An elegant trick to compute moments of Gaussian RV

Assume we have a zero-mean Gaussian RV $\mathbf x$ with variance $\sigma^2$, and we want to compute its moments, i.e., $E\{\mathbf x^n\}$. The moments for odd $n$ are zero because the density function of our RV $f(x)$ is an even function. But how to compute the moments. i.e.,

$$E\{\mathbf x^n\} =\int\limits_{-\infty}^{\infty} x^n f(x) dx =\frac{1}{\sigma \sqrt{2\pi}}\int\limits_{-\infty}^{\infty} x^n e^{-x^2/2\sigma^2} dx $$

for even $n$? Of course this is not a very difficult integral (can be computed through integration by parts etc.), but there is a very elegant way of computing it and I thought it’s worth making a post about, because it may prove handy in other circumstances too.

Consider the following definite integral that we know how to compute:

$$\int\limits_{-\infty}^{\infty} e^{-\alpha x^2} dx = \sqrt{\frac{\pi}{\alpha}}. $$

Now differentiate this integral w.r.t. $\alpha$ $k$ times. It’s easy to see that differentiating both sides yields:

$$\int\limits_{-\infty}^{\infty} x^{2k} e^{-\alpha x^2} dx = \frac{1 \cdot 3 \cdots (2k-1) }{}\sqrt{\frac{\pi}{\alpha^{2k+1}}}. $$

Now just replace $\alpha$ with $\sigma$ and we have all we need to compute the moments.

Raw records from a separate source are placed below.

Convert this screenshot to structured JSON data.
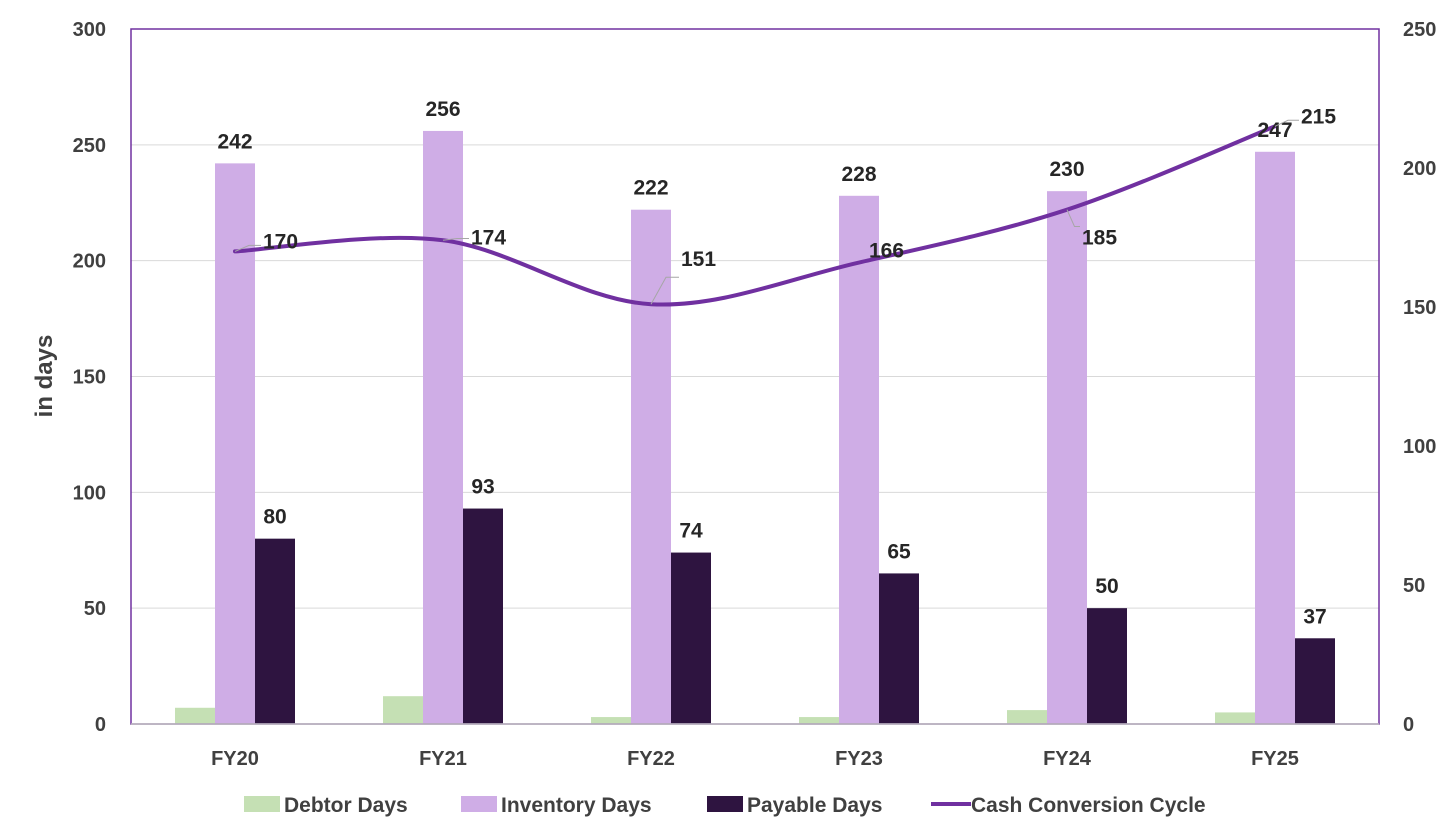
{
  "chart_data": {
    "type": "bar",
    "categories": [
      "FY20",
      "FY21",
      "FY22",
      "FY23",
      "FY24",
      "FY25"
    ],
    "ylabel": "in days",
    "ylim": [
      0,
      300
    ],
    "y_ticks": [
      0,
      50,
      100,
      150,
      200,
      250,
      300
    ],
    "y2lim": [
      0,
      250
    ],
    "y2_ticks": [
      0,
      50,
      100,
      150,
      200,
      250
    ],
    "grid": true,
    "legend_position": "bottom",
    "series": [
      {
        "name": "Debtor Days",
        "type": "bar",
        "axis": "left",
        "color": "#c5e0b4",
        "values": [
          7,
          12,
          3,
          3,
          6,
          5
        ],
        "labels_shown": false
      },
      {
        "name": "Inventory Days",
        "type": "bar",
        "axis": "left",
        "color": "#cfade6",
        "values": [
          242,
          256,
          222,
          228,
          230,
          247
        ],
        "labels_shown": true
      },
      {
        "name": "Payable Days",
        "type": "bar",
        "axis": "left",
        "color": "#2e1440",
        "values": [
          80,
          93,
          74,
          65,
          50,
          37
        ],
        "labels_shown": true
      },
      {
        "name": "Cash Conversion Cycle",
        "type": "line",
        "axis": "right",
        "color": "#7030a0",
        "values": [
          170,
          174,
          151,
          166,
          185,
          215
        ],
        "labels_shown": true
      }
    ]
  }
}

What was the point of this post?

Of course the point wasn’t to compute moments for a Gaussian RV. The point is to show this trick that was used to compute the moments, which is not just aesthetically pleasing but can also be pretty useful in other contexts for two reasons. Firstly, note that this trick computes the derivative of a density $f(x)$ w.r.t. a parameter other than $x$. This is a pretty useful trick to have in your mental toolbox, because it can greatly simplify proofs (as in here) or even make them possible. For example, this trick is used in Price’s theorem — a very important theorem. Secondly, the idea of computing the derivative of both sides of an expression is also a useful trick worth keeping in the top shelf of the mind, as it is also used for various proofs.